Tall black-and-silver shelving units line the wall, filled with row upon row of canned goods neatly arranged so their labels face front and center. Carrots, green beans, peaches, pears, ravioli and chicken noodle soup. Black beans, pinto beans, baked beans and butter beans. Other shelves are stocked with macaroni and cheese — including varieties for those with dairy- or gluten-free diets — and blue plastic baskets brimming with that college staple: ramen noodles.
Unlike the usual grocery store, one area features racks of slacks, skirts, ties, scrubs and other professional clothing, grouped by “masculine” or “feminine” styles. And, it’s free to all students.
UT Outpost, located on University Avenue next to the Student Services Building, opened in 2018 as an on-campus food pantry and soon grew to include a career clothing closet. The resource is almost fully operated by students and volunteers. Valeria Martin, the University’s assistant director for basic needs, has been in charge of UT Outpost for over three years.
“It is really inspiring to me that the students that are here every day care about serving their peers and helping others, and they bring a lot of fun into our space. They make my day way more exciting,” Martin says. “They pull me away from my computer, which is very OK with me. It is so much fun to spend time with them and see the great things that they’re doing.”

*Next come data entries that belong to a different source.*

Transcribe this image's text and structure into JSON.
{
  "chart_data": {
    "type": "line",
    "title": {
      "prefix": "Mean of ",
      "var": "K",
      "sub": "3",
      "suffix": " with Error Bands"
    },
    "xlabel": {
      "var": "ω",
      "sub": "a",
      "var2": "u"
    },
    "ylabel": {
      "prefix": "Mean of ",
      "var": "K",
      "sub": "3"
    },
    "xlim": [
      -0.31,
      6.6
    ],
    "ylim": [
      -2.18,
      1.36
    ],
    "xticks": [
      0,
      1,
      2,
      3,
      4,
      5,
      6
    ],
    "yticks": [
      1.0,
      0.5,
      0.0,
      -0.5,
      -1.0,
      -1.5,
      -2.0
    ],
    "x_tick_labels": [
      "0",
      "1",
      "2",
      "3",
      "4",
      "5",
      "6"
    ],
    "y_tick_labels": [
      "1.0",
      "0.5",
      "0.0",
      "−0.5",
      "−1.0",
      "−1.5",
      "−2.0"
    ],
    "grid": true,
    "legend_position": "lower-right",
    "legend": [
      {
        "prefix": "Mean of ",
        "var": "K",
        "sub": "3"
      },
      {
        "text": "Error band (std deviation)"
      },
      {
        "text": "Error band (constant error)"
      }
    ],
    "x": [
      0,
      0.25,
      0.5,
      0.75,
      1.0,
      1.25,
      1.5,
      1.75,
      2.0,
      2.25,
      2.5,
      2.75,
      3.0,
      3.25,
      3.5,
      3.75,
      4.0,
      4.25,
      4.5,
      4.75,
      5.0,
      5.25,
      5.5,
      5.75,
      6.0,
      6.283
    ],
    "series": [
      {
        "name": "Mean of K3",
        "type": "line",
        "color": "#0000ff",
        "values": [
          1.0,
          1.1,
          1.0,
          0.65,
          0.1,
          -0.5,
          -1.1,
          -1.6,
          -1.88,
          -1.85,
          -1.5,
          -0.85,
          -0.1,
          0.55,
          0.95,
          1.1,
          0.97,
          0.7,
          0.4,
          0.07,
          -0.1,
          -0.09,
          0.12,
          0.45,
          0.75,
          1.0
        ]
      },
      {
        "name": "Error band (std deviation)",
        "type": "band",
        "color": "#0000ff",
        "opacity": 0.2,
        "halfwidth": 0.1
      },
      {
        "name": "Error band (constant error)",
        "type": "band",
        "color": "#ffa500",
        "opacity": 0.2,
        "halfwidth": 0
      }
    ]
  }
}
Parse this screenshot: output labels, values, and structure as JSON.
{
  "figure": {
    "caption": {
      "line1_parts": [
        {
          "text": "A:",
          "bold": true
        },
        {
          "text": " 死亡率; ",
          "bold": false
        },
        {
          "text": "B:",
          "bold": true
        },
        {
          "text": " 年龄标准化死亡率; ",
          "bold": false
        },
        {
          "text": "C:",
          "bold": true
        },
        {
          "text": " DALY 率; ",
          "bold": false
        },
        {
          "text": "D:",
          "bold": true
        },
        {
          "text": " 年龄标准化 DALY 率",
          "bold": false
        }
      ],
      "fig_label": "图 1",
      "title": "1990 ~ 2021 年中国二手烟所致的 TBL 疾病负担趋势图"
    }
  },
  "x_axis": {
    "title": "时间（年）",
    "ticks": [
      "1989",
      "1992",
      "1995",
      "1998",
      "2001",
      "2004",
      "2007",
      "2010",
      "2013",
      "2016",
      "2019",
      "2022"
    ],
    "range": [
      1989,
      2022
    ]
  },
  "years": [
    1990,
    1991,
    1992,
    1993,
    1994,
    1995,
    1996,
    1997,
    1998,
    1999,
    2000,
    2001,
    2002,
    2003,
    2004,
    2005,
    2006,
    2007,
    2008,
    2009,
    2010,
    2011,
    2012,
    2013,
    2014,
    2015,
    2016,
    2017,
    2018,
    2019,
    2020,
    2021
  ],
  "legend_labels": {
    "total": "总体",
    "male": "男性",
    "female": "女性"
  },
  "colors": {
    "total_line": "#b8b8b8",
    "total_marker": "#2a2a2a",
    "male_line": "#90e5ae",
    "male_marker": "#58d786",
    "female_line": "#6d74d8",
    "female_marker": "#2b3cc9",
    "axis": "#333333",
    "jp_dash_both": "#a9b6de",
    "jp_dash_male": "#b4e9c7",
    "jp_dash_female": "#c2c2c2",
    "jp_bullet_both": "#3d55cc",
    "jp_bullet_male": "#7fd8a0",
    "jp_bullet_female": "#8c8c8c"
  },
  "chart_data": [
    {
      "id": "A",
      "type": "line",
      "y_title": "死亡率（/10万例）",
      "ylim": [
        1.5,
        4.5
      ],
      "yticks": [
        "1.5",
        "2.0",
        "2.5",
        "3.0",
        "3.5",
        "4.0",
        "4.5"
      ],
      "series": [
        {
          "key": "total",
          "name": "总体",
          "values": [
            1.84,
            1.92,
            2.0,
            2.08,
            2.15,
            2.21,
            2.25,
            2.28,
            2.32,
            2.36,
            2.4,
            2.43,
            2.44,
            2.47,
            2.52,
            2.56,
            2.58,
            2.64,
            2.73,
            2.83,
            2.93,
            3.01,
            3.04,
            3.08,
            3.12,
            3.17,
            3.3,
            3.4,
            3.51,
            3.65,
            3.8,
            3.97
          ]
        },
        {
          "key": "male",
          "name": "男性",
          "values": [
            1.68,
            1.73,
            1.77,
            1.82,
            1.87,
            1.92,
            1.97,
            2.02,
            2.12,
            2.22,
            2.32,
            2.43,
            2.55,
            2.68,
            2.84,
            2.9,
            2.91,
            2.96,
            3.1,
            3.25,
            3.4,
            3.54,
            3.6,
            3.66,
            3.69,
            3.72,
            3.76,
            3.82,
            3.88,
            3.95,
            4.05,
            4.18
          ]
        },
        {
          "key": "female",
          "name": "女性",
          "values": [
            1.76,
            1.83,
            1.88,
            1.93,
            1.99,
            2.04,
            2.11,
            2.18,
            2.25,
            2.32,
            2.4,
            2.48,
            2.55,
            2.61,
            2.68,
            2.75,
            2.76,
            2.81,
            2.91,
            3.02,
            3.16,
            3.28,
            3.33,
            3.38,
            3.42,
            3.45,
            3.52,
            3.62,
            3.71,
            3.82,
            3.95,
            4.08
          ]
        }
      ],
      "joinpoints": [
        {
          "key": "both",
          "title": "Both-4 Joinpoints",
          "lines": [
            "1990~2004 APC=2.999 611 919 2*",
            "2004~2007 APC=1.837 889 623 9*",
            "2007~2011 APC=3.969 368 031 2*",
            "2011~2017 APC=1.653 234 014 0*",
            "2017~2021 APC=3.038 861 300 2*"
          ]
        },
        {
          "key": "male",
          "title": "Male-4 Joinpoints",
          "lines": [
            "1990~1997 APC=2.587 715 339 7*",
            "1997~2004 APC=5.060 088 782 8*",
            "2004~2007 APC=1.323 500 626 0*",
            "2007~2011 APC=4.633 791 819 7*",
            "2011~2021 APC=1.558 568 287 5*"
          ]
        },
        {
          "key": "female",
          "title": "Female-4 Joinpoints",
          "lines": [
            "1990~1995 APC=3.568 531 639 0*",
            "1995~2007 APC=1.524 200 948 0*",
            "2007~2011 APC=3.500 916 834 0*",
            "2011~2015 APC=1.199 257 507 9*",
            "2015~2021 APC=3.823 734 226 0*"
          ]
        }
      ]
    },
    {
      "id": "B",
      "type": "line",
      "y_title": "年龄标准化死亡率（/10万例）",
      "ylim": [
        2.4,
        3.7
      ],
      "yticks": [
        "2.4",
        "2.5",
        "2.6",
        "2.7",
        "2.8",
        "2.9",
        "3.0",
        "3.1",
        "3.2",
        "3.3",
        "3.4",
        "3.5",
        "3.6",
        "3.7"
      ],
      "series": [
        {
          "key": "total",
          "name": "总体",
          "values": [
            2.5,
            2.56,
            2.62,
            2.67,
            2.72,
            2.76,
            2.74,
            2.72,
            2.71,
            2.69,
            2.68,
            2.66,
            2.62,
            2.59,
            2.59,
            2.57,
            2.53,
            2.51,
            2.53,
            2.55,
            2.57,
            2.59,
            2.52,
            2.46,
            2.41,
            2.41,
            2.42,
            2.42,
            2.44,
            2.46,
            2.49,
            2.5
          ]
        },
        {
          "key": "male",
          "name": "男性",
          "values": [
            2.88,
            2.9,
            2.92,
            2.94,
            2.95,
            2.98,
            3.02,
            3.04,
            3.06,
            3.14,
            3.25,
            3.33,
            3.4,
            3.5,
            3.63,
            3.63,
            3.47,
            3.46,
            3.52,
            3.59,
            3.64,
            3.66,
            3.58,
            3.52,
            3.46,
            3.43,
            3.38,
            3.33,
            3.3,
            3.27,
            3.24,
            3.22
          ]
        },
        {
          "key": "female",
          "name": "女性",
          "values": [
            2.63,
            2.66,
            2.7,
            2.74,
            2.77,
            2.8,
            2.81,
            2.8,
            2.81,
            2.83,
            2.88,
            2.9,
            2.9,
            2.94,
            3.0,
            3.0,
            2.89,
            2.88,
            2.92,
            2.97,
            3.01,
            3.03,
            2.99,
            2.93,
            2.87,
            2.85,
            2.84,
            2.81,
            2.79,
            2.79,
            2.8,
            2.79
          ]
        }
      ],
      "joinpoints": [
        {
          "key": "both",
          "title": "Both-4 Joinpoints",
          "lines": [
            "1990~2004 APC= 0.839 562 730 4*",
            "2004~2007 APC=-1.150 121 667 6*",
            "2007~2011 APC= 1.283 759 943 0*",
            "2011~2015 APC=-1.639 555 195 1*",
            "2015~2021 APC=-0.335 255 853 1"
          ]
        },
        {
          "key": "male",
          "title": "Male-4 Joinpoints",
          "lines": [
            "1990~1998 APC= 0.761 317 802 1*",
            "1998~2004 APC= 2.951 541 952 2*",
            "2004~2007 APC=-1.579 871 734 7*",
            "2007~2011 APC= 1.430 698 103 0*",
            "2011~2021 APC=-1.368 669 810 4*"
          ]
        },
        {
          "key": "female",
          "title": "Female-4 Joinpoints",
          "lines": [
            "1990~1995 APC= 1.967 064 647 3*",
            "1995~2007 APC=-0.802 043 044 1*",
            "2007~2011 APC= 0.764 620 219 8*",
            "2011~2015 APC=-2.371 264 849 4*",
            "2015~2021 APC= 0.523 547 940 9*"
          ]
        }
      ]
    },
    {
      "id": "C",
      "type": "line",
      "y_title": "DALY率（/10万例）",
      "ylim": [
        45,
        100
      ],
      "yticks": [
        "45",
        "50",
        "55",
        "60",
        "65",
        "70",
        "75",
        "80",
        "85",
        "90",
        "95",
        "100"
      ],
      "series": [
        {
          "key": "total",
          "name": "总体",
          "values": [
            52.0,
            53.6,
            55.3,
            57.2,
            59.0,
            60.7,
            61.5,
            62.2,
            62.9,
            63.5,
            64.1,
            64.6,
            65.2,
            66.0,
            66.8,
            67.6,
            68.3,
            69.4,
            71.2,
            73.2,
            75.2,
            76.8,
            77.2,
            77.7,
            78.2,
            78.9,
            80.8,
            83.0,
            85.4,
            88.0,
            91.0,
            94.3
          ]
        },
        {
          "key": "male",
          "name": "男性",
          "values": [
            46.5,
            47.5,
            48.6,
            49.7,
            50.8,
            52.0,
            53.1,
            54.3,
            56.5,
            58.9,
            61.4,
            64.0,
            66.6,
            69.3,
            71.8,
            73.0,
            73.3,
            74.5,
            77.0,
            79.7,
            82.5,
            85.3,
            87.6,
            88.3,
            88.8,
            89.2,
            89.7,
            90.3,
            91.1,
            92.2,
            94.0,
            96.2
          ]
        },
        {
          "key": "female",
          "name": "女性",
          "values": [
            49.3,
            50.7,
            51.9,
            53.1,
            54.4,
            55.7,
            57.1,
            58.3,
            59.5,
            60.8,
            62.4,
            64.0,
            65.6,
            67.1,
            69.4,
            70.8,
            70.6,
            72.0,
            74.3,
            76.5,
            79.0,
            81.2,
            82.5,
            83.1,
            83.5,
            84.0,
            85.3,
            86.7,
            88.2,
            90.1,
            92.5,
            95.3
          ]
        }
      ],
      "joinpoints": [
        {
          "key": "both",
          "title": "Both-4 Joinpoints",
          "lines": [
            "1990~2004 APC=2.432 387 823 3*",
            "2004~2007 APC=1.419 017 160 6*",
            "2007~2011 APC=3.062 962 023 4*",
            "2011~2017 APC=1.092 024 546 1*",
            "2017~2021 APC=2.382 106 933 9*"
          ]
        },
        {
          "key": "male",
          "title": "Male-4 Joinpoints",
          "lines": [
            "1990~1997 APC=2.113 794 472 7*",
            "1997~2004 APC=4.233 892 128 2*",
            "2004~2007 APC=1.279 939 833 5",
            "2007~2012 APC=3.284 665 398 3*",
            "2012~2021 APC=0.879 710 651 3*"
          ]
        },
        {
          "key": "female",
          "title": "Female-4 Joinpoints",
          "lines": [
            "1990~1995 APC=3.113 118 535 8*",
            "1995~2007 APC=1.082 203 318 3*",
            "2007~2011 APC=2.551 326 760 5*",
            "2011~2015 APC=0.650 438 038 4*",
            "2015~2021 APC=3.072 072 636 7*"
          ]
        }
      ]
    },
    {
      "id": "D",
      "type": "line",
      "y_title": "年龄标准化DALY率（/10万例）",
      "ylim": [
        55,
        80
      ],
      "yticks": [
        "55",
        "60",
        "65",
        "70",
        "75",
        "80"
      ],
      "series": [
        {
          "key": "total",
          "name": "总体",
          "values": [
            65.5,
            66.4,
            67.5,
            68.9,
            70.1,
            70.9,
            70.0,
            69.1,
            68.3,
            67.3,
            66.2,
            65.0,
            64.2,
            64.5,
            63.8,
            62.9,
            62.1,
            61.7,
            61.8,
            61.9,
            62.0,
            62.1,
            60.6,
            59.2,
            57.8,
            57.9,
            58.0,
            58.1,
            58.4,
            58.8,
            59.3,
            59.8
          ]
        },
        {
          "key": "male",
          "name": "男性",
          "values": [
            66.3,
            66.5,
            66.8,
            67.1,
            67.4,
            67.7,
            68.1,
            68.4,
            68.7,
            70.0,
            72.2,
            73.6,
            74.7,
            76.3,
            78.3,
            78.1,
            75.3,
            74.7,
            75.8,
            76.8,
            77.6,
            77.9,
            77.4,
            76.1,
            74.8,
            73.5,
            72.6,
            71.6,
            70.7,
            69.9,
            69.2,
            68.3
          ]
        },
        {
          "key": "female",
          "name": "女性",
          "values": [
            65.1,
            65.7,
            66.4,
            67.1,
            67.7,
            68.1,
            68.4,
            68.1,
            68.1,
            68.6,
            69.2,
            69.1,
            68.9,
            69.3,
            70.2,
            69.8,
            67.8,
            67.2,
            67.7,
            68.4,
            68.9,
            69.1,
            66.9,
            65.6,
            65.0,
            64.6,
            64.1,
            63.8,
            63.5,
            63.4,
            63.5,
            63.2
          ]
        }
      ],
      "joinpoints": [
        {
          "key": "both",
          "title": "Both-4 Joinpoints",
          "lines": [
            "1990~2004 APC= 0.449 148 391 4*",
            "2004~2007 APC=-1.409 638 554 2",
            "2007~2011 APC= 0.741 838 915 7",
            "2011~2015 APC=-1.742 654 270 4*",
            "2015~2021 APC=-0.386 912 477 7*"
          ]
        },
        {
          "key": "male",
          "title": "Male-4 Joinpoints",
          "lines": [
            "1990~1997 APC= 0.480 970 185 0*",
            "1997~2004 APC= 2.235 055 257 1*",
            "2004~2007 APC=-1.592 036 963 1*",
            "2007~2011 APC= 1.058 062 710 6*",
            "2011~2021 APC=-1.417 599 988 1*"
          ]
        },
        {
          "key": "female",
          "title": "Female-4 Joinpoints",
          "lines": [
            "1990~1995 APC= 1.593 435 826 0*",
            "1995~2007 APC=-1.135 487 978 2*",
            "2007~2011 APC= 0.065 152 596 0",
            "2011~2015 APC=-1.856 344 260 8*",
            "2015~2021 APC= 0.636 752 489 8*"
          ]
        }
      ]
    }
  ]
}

Martin, originally from Northern California, attended Saint Mary’s College of California before coming to UT to pursue a master’s degree in educational leadership and policy.
“I distinctly remember walking on the campus and feeling like, ‘Oh my gosh, this is a big university.’ It just felt so big coming from a small, little college,” Martin says. “In the program that I was in with educational leadership and policy, I really valued what we learned in that setting, that the faculty really cared about giving us a well-rounded education and talking a lot about social justice and how students are impacted in different ways.”
Martin started her career at UT as a complex coordinator in 2019 and became UT Outpost coordinator in 2021 in the midst of the COVID-19 pandemic. Martin helped the location return to its original in-person operations.
“We essentially spent a year-ish going back to a regular walk-in shopping model. And that’s where we’re at today,” Martin says. “Students can walk in five days out of the week. We’re open to shop in either the food pantry or the career closet. We’ve really been able to home in on what the day-to-day operations are here while continuing to grow, whether in life, student-led initiatives, programs, events and bigger picture things.”